Shortly after her marriage, she wrote a series of sonnets to the love of her life. In 1850 the love sonnets were published as Sonnets from the Portuguese**,  and today’s piece is the most well-known of them. Indeed, it’s likely the most loved Victorian love poem, and no matter the excess of old-fashioned sounding “Thees” in it, it’s still hanging around as one of “Poetry’s Greatest Hits” as we approach Valentine’s Day.

Clasped_Hands_of_Robert_and_Elizabeth_Barrett_Browning_By Harriet Hosmer

Sculpture of Elizabeth Barrett Browning and Robert Browning’s clasped hands

 

Even if you feel too modern for it, or are concerned that the level of devotion expressed in it doesn’t seem consistent with a healthy independent self-image*** one should still be grateful for Elizabeth Barrett Browning, if only because she and the Bronte sisters were the chief models for Emily Dickinson.

To hear my performance of Elizabeth Barrett Browning’s “How Do I Love Thee,”  use the player below.

 

 

 

*This theory is not universally accepted, and as far as I know was first suggested in 1995 by Julia Markus in her book Dared and Done  about the marriage.
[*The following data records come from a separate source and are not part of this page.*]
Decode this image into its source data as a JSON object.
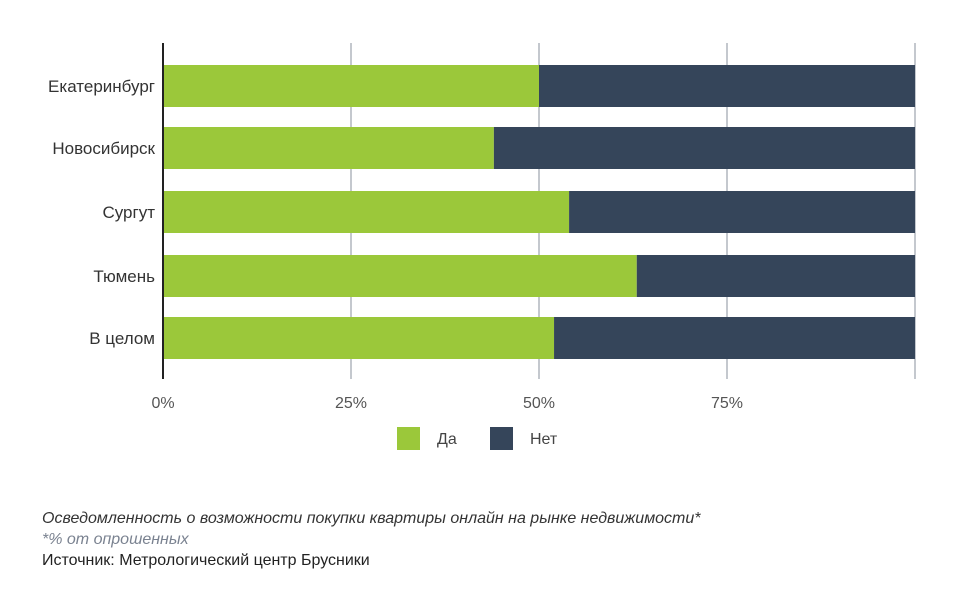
{
  "chart_data": {
    "type": "bar",
    "orientation": "horizontal",
    "stacked": true,
    "categories": [
      "Екатеринбург",
      "Новосибирск",
      "Сургут",
      "Тюмень",
      "В целом"
    ],
    "series": [
      {
        "name": "Да",
        "color": "#9bc83a",
        "values": [
          50,
          44,
          54,
          63,
          52
        ]
      },
      {
        "name": "Нет",
        "color": "#35455a",
        "values": [
          50,
          56,
          46,
          37,
          48
        ]
      }
    ],
    "xlim": [
      0,
      100
    ],
    "xticks": [
      "0%",
      "25%",
      "50%",
      "75%"
    ],
    "grid": true,
    "legend": "bottom"
  },
  "caption": {
    "title": "Осведомленность о возможности покупки квартиры онлайн на рынке недвижимости*",
    "note": "*% от опрошенных",
    "source": "Источник: Метрологический центр Брусники"
  }
}
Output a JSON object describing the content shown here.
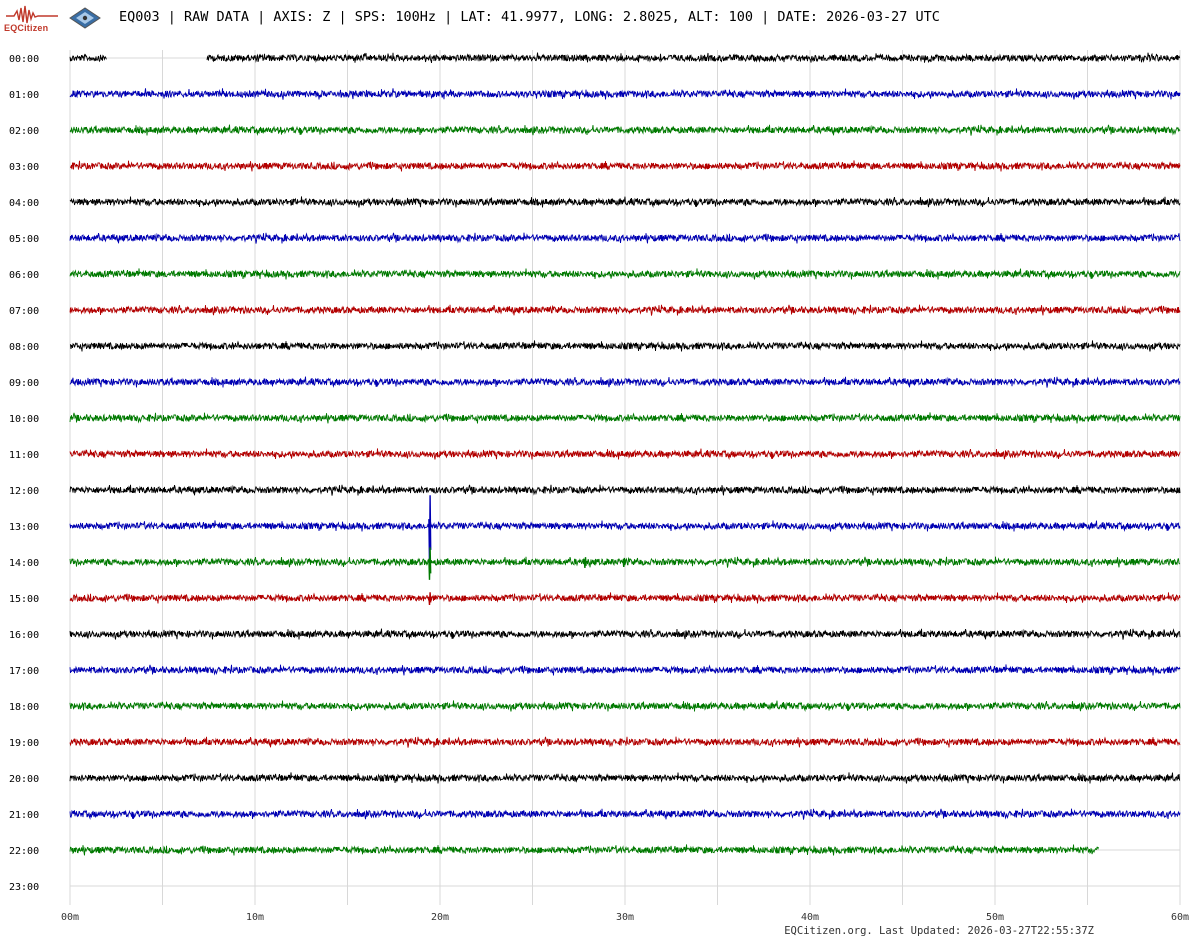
{
  "header": {
    "title": "EQ003 | RAW DATA | AXIS: Z | SPS: 100Hz | LAT: 41.9977, LONG: 2.8025, ALT: 100 | DATE: 2026-03-27 UTC",
    "logo_text": "EQCitizen"
  },
  "footer": {
    "text": "EQCitizen.org. Last Updated: 2026-03-27T22:55:37Z"
  },
  "colors": {
    "cycle": [
      "#000000",
      "#0000b3",
      "#007a00",
      "#b30000"
    ],
    "grid": "#d8d8d8",
    "logo": "#c0392b"
  },
  "chart_data": {
    "type": "line",
    "title": "EQ003 | RAW DATA | AXIS: Z | SPS: 100Hz | LAT: 41.9977, LONG: 2.8025, ALT: 100 | DATE: 2026-03-27 UTC",
    "x_ticks": [
      "00m",
      "10m",
      "20m",
      "30m",
      "40m",
      "50m",
      "60m"
    ],
    "xlim": [
      0,
      60
    ],
    "x_unit": "minutes",
    "grid": true,
    "rows": [
      "00:00",
      "01:00",
      "02:00",
      "03:00",
      "04:00",
      "05:00",
      "06:00",
      "07:00",
      "08:00",
      "09:00",
      "10:00",
      "11:00",
      "12:00",
      "13:00",
      "14:00",
      "15:00",
      "16:00",
      "17:00",
      "18:00",
      "19:00",
      "20:00",
      "21:00",
      "22:00",
      "23:00"
    ],
    "row_data_end_minutes": [
      60,
      60,
      60,
      60,
      60,
      60,
      60,
      60,
      60,
      60,
      60,
      60,
      60,
      60,
      60,
      60,
      60,
      60,
      60,
      60,
      60,
      60,
      55.6,
      0
    ],
    "row_gaps_minutes": [
      [
        {
          "start": 2.0,
          "end": 7.4
        }
      ]
    ],
    "events": [
      {
        "row": "13:00",
        "minute": 19.4,
        "amplitude": 1.9
      },
      {
        "row": "14:00",
        "minute": 19.4,
        "amplitude": 0.9
      },
      {
        "row": "14:00",
        "minute": 27.8,
        "amplitude": 0.3
      },
      {
        "row": "14:00",
        "minute": 29.9,
        "amplitude": 0.25
      },
      {
        "row": "15:00",
        "minute": 19.4,
        "amplitude": 0.35
      }
    ]
  }
}
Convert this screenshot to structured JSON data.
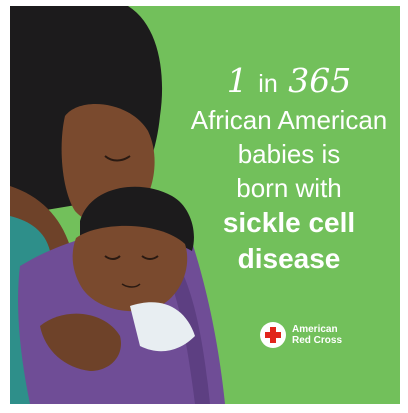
{
  "stat": {
    "num": "1",
    "mid": "in",
    "den": "365"
  },
  "headline": {
    "line1": "African American",
    "line2": "babies is",
    "line3": "born with",
    "emphasis1": "sickle cell",
    "emphasis2": "disease"
  },
  "logo": {
    "line1": "American",
    "line2": "Red Cross",
    "icon": "red-cross-icon"
  },
  "colors": {
    "background": "#72c05b",
    "text": "#ffffff",
    "cross": "#e1251b",
    "skin": "#7a4a2e",
    "hair": "#1c1b1c",
    "wrap": "#6f4d96"
  }
}
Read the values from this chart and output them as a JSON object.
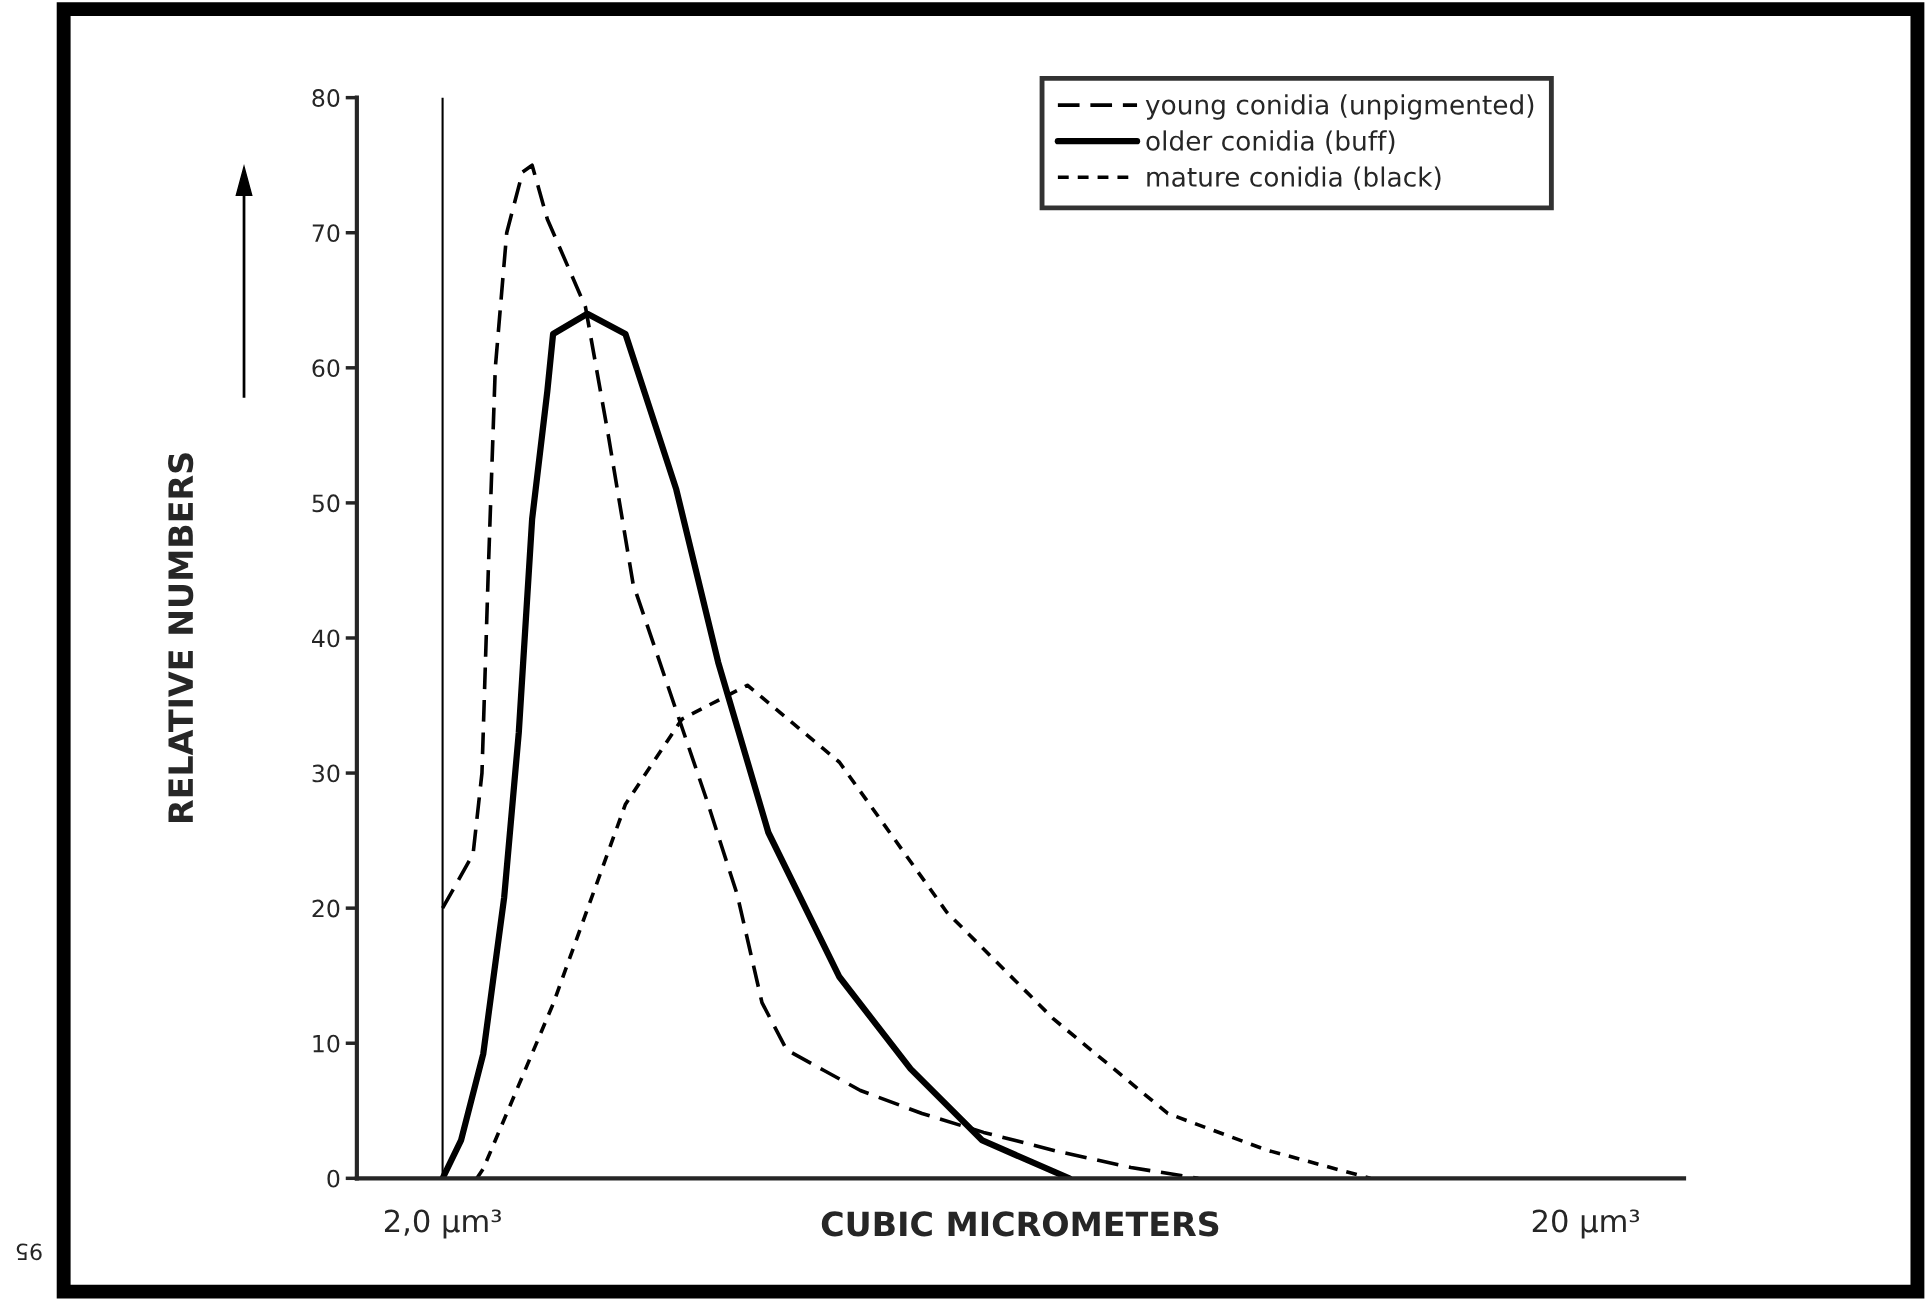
{
  "chart_data": {
    "type": "line",
    "xlabel": "CUBIC MICROMETERS",
    "ylabel": "RELATIVE NUMBERS",
    "xlim": [
      0.65,
      21.55
    ],
    "xticks": [
      {
        "value": 2,
        "label": "2,0 µm³"
      },
      {
        "value": 20,
        "label": "20 µm³"
      }
    ],
    "ylim": [
      0,
      80
    ],
    "yticks": [
      0,
      10,
      20,
      30,
      40,
      50,
      60,
      70,
      80
    ],
    "grid": false,
    "legend": "top right",
    "marker": "none",
    "ref_lines": [
      {
        "axis": "x",
        "value": 2,
        "color": "#000000",
        "line_style": "solid"
      }
    ],
    "annotations": [
      "95"
    ],
    "series": [
      {
        "name": "young conidia (unpigmented)",
        "color": "#000000",
        "line_style": "dashed",
        "x": [
          2.0,
          2.48,
          2.62,
          2.72,
          2.83,
          3.01,
          3.26,
          3.41,
          3.65,
          4.25,
          4.61,
          5.0,
          5.58,
          6.16,
          6.64,
          7.03,
          7.42,
          8.0,
          8.58,
          9.55,
          10.52,
          11.68,
          12.84,
          13.9
        ],
        "values": [
          20,
          24,
          30,
          45,
          60,
          70,
          74.5,
          75,
          71,
          64.5,
          55,
          44,
          36,
          28,
          21,
          13,
          9.5,
          8,
          6.5,
          4.8,
          3.4,
          2,
          0.8,
          0
        ]
      },
      {
        "name": "older conidia (buff)",
        "color": "#000000",
        "line_style": "solid",
        "x": [
          2.0,
          2.29,
          2.64,
          2.97,
          3.2,
          3.41,
          3.65,
          3.74,
          4.28,
          4.88,
          5.68,
          6.34,
          7.13,
          8.25,
          9.37,
          10.5,
          11.87
        ],
        "values": [
          0,
          2.8,
          9.2,
          20.8,
          33,
          48.8,
          58.3,
          62.5,
          64,
          62.5,
          51,
          38.2,
          25.6,
          14.9,
          8.1,
          2.8,
          0
        ]
      },
      {
        "name": "mature conidia (black)",
        "color": "#000000",
        "line_style": "dashed",
        "x": [
          2.54,
          2.64,
          3.74,
          4.88,
          5.77,
          6.8,
          8.25,
          9.94,
          11.62,
          13.42,
          14.97,
          16.61
        ],
        "values": [
          0,
          0.7,
          12.9,
          27.7,
          34,
          36.5,
          30.8,
          19.7,
          11.8,
          4.8,
          2.1,
          0
        ]
      }
    ]
  }
}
As I read of this, I was struck by the coincidence of having just presented Jean Toomer’s striking Modernist love poem, written by another writer with ambivalence about his mixed-race ancestry.

**The collection’s title was first chosen because there were Victorian-era worries that the book, with its somewhat scandalous subject of a woman expressing agency in love, might need to be presented as a translation of an anonymous foreign author. It also referred to Robert Browning’s pet name for Elizabeth, “My little Portuguese,” likely based on her darker coloration.

***By the way, I do not recommend footnotes for any of you who may send someone a Valentine-poem.